Senior Product Manager

Maxine Spence

“We have decades of experience creating levelled readers that build reading confidence. With Green Sparks, we wanted to harness that expertise to address one of the biggest themes in education today: sustainability.

As educators and publishers, we know that children start making sense of the world around them long before they can fully articulate how they feel about it. Many children today experience anxiety around issues like climate change and the state of the world. It became increasingly clear to me that we needed a new kind of resource: one that would inform, empower, and inspire children, rather than overwhelm them. 

This need led to the creation of Green Sparks, our new Oxford Reading Tree strand for international schools, designed for readers aged four to seven. Our goal was simple, but ambitious: to introduce sustainability to young readers through engaging storytelling, rich non-fiction, and age‑appropriate concepts. What makes this series unique is the alignment of its 42 carefully levelled books with the United Nations Sustainable Development Goals (UN SDGs). All the books are dedicated to helping children understand and care about their world.

At OUP, we have decades of experience creating levelled readers that build reading confidence. With Green Sparks, we wanted to harness that expertise to address one of the biggest themes in education today: sustainability.

The series is underpinned by our Oxford Reading Levels system, which incrementally increases the level of challenge and allows children to experience reading success by accessing a text at the right level for them. The Green Sparks series is primarily phonically decodable, because research shows that systematic synthetic phonics is the most effective way of teaching young learners to read.  We also introduced  some topic words earlier than we would usually, where they were essential for understanding; sustainability terms like “waste” and “flood” were carefully selected to ensure that children comprehend core concepts. 

Before we started this project, there was a lack of resources that introduced the UN SDGs in a way young learners can understand and engage with. There were no levelled readers supporting this topic and certainly none that integrated phonics, global citizenship, and environmental education. Green Sparks fills that gap. Although it complements the Oxford International Curriculum for Sustainability, we designed it to be adaptable. Schools anywhere in the world, following any curriculum, can use it for reading practice, inquiry‑led learning, or cross‑curricular projects. 

A question I’m often asked is how we translate complex global goals into something meaningful for young learners. Fiction plays a particularly important role in this series. Stories help children explore challenges and emotions at a safe distance: a journey through a forest can spark conversations about habitats. Fiction lets readers step into someone else’s experience with empathy and imagination. At the same time, we knew non‑fiction was essential, not only for knowledge building, but because many young readers are naturally drawn to facts, diagrams, and real‑world imagery. The interplay between narrative and information is one of the series’ greatest strengths. 

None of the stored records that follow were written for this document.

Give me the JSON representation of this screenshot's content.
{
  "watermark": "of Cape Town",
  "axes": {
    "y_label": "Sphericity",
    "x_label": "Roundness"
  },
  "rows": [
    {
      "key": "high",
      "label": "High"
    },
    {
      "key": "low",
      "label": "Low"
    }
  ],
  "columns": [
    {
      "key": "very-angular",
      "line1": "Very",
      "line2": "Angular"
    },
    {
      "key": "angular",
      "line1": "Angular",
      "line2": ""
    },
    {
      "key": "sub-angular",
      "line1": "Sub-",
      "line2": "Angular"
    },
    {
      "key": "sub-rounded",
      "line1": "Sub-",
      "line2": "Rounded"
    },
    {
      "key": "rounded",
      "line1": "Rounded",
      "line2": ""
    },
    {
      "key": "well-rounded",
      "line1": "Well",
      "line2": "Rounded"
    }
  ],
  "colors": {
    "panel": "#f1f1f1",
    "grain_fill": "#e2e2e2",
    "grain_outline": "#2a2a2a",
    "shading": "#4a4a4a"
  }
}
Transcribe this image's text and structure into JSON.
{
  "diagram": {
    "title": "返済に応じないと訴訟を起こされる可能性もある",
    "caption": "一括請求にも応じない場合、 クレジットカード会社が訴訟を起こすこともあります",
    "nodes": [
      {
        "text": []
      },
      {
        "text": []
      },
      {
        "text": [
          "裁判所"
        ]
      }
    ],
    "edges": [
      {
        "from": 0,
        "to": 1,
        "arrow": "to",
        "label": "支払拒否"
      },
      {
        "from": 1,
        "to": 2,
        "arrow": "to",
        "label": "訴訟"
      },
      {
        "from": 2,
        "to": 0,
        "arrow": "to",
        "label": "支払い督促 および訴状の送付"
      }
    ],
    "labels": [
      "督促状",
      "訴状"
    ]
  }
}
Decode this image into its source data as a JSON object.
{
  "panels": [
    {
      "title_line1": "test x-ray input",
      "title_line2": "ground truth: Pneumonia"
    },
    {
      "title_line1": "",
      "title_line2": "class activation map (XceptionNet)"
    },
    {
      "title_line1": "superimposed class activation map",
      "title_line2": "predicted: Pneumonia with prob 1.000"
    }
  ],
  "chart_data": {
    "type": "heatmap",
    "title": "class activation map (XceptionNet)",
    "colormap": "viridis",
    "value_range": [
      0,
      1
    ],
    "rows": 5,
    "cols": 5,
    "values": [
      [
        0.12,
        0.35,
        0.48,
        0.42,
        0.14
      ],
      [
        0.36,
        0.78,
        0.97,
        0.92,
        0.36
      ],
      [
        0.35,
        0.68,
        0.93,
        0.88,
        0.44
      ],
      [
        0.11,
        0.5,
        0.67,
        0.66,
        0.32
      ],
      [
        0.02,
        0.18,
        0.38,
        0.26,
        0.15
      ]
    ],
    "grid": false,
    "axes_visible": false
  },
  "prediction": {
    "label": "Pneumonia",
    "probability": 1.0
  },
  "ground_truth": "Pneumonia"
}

In addition to the clear progression and levelling for every book, we provide supportive teacher materials, such as guided activities, prompts, and cross‑curricular suggestions to help adults scaffold understanding. Whether a child is reading independently or exploring a text with a teacher, the structure ensures that concepts are introduced gently but purposefully. 

We were also determined to reflect the global nature of sustainability. The authors contributing to Green Sparks come from a wide range of countries and cultural backgrounds, helping us present an authentically international viewpoint. Some books focus on local, everyday experiences while others explore larger global issues, from protecting coral reefs to supporting communities after an earthquake. This balance helps children understand both the worldwide scale of sustainability and the role they can play in their own communities. 

When children understand their world, they care about it. My hope is that Green Sparks not only builds reading fluency but nurtures a generation of young global citizens who feel empowered rather than overwhelmed by the challenges ahead.